Avaisable to love with her whole heart. I’m just one of the many things she’d sacrifice to do it.

But my heart, deep down, still wants her.

She shakes her head and walks to the door, leaving my room without another word softly closing it behind her, the soft click sounding final.

I punch a fist into my open palm. Now that she’s gone, and I’ m staring at emptiness, I think I might have done that all wrong.

Her underwear is on the floor and I pick them up, balling them in my fist.

They smell like her arousal and my body betrays me as it responds. Swearing under my breath I climb into my bed.

I can’t have a woman who’d lie to me. Use my daughter to get to me. I can’t.

I’ve had too much betrayal in my life to trust a woman who would lie and deceive me like that.

But as I go to bed, her underwear is still in my hand.

CHAPTER EIGHTEEN

Ava

I’m exhaustedafter not sleeping last night but I still lie awake half the night, crying into my pillow.

At three in the morning, I finally abandon the attempt and get out of bed. Drawing in a breath, I open my door and pad out to the kitchen to get a drink of water.

I move silently, feeling awkward about leaving my room.

Dimitri was clear, I’m no longer welcome here and it feels strange to move about his house. I go in the kitchen and get a glass of water, taking a few sips as I return to the safety of my room.

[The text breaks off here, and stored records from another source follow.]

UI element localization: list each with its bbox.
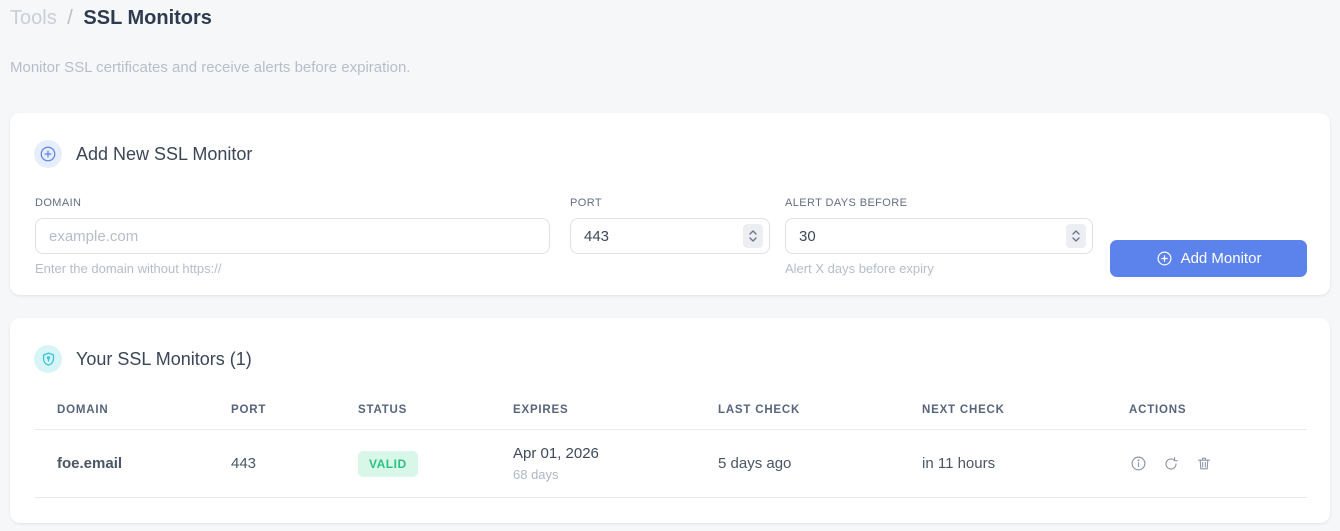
column-header-actions: ACTIONS [1107, 404, 1307, 430]
plus-circle-icon [1156, 250, 1173, 267]
domain-field-group: DOMAIN Enter the domain without https:// [35, 197, 550, 276]
refresh-button[interactable] [1162, 455, 1180, 473]
breadcrumb-separator: / [67, 7, 73, 29]
column-header-domain: DOMAIN [35, 404, 209, 430]
delete-button[interactable] [1195, 455, 1213, 473]
alert-days-helper-text: Alert X days before expiry [785, 261, 934, 276]
add-monitor-card-title: Add New SSL Monitor [76, 143, 253, 164]
monitors-card-header: Your SSL Monitors (1) [34, 345, 252, 373]
info-icon [1130, 455, 1147, 472]
column-header-port: PORT [209, 404, 336, 430]
add-monitor-button-label: Add Monitor [1180, 250, 1262, 267]
alert-days-stepper[interactable] [1066, 224, 1086, 248]
column-header-expires: EXPIRES [491, 404, 696, 430]
domain-input[interactable] [35, 218, 550, 254]
shield-icon [34, 345, 62, 373]
table-header-row: DOMAIN PORT STATUS EXPIRES LAST CHECK NE… [35, 404, 1307, 430]
alert-days-label: ALERT DAYS BEFORE [785, 197, 908, 209]
monitor-domain: foe.email [35, 429, 209, 498]
trash-icon [1196, 455, 1212, 472]
breadcrumb: Tools / SSL Monitors [10, 7, 212, 30]
alert-days-input[interactable] [785, 218, 1093, 254]
table-row: foe.email 443 VALID Apr 01, 2026 68 days… [35, 429, 1307, 498]
domain-helper-text: Enter the domain without https:// [35, 261, 222, 276]
add-monitor-card-header: Add New SSL Monitor [34, 140, 252, 168]
port-label: PORT [570, 197, 602, 209]
domain-label: DOMAIN [35, 197, 82, 209]
monitor-next-check: in 11 hours [900, 429, 1107, 498]
port-stepper[interactable] [743, 224, 763, 248]
info-button[interactable] [1129, 455, 1147, 473]
monitors-card: Your SSL Monitors (1) DOMAIN PORT STATUS… [10, 318, 1330, 523]
page-title: SSL Monitors [83, 7, 212, 29]
alert-days-field-group: ALERT DAYS BEFORE Alert X days before ex… [785, 197, 1093, 276]
breadcrumb-tools[interactable]: Tools [10, 7, 57, 29]
column-header-status: STATUS [336, 404, 491, 430]
page-subtitle: Monitor SSL certificates and receive ale… [10, 59, 411, 76]
monitor-expires-days: 68 days [513, 467, 559, 482]
column-header-last-check: LAST CHECK [696, 404, 900, 430]
row-actions [1129, 455, 1307, 473]
monitor-port: 443 [209, 429, 336, 498]
monitor-expires-date: Apr 01, 2026 [513, 445, 599, 462]
column-header-next-check: NEXT CHECK [900, 404, 1107, 430]
monitors-table: DOMAIN PORT STATUS EXPIRES LAST CHECK NE… [35, 404, 1307, 498]
port-input[interactable] [570, 218, 770, 254]
monitors-card-title: Your SSL Monitors (1) [76, 348, 252, 369]
monitor-last-check: 5 days ago [696, 429, 900, 498]
add-monitor-button[interactable]: Add Monitor [1110, 240, 1307, 277]
status-badge: VALID [358, 450, 418, 477]
port-field-group: PORT [570, 197, 770, 254]
plus-circle-icon [34, 140, 62, 168]
refresh-icon [1163, 456, 1179, 472]
add-monitor-card: Add New SSL Monitor DOMAIN Enter the dom… [10, 113, 1330, 295]
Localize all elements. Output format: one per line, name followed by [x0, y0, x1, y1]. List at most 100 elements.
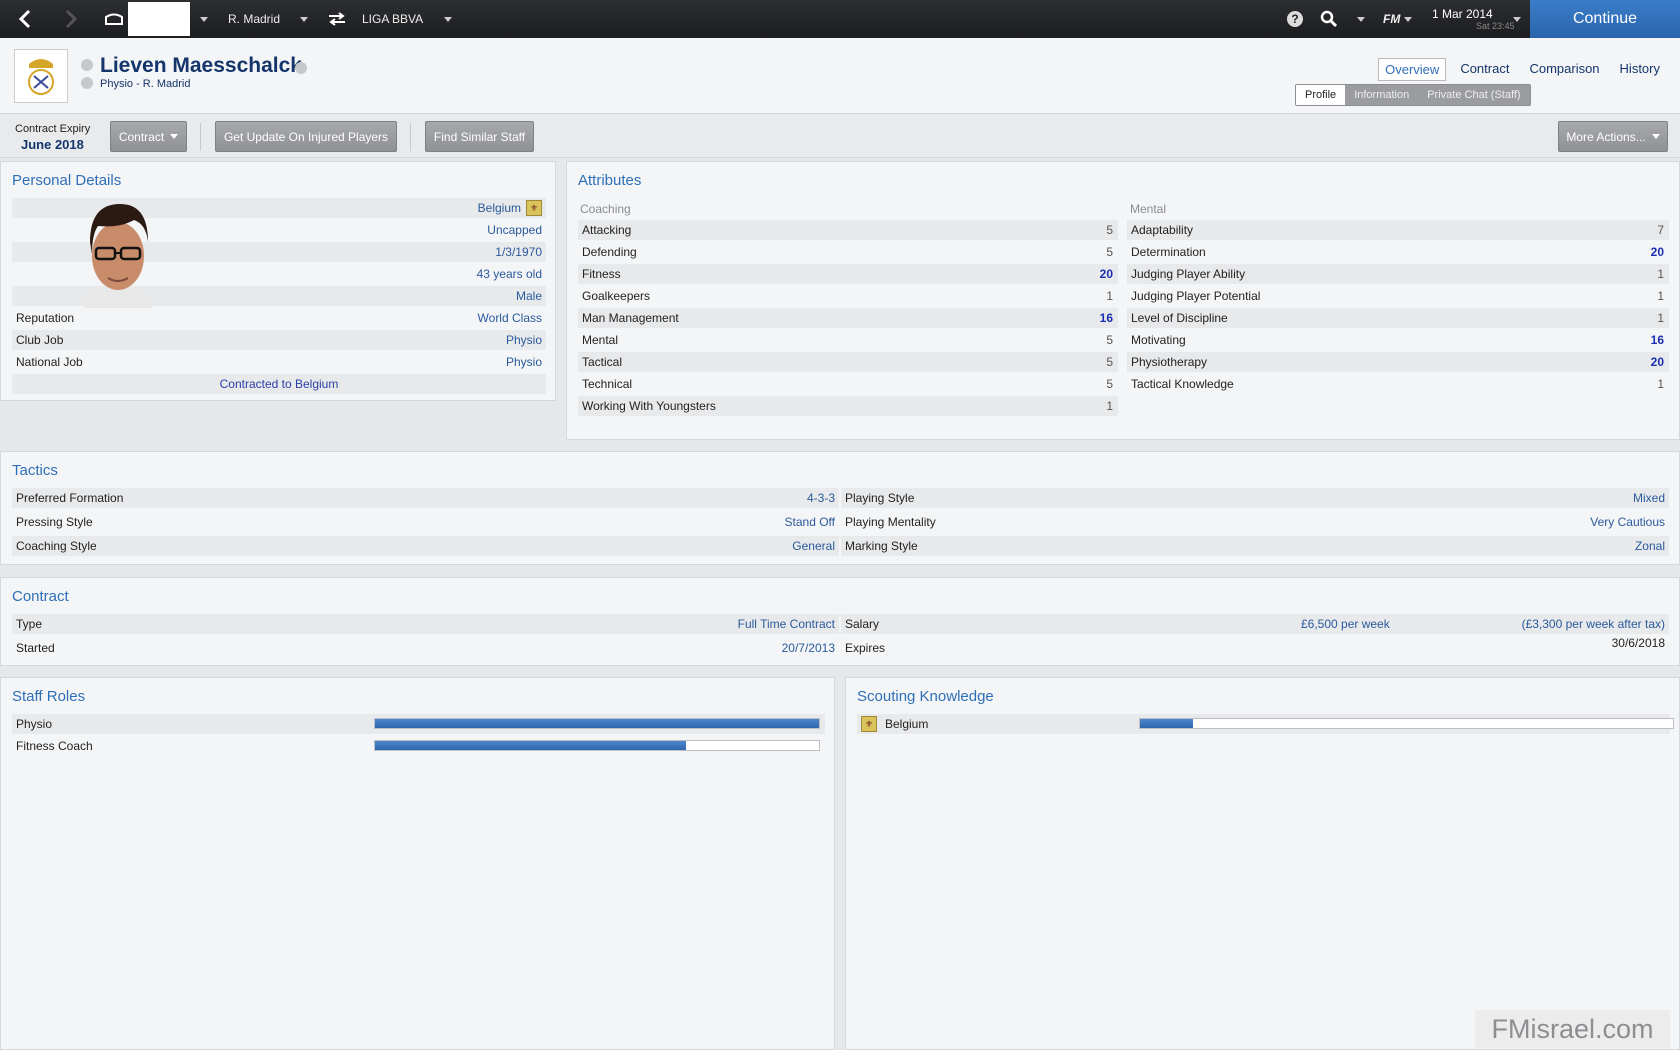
more-actions-button[interactable]: More Actions... [1558, 121, 1668, 152]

But that’s when I hear Anna cry. She’s doing much better, but I’m worried her ear is hurting her in the night. I only hesitate for a second before I open her door. “It’s all right, sweetheart,” I croon as she sits up in her bed, holding out her arms to me.

Lifting her up, I settle her on my hip. “Is your ear hurting?”

“Yeah,” she cries into my shoulder.

“Let’s get you some medicine.” I carry her into the bathroom, uncapping the bottle and pouring out the dose.

She drinks it down and then burrows down deeper into me. Sighing, I snuggle her back.

Then, I carry her out into the living room, settling into the recliner. I think we’ll both sleep better in the chair, her because she’s up, me because the only thing better than snuggling her is sleeping against her dad.

I sigh as I think of Dimitri. He has every right to be angry with me. He trusted me with his child, and all the reasons I came here, the ones I was so sure of, have become gray and muddled.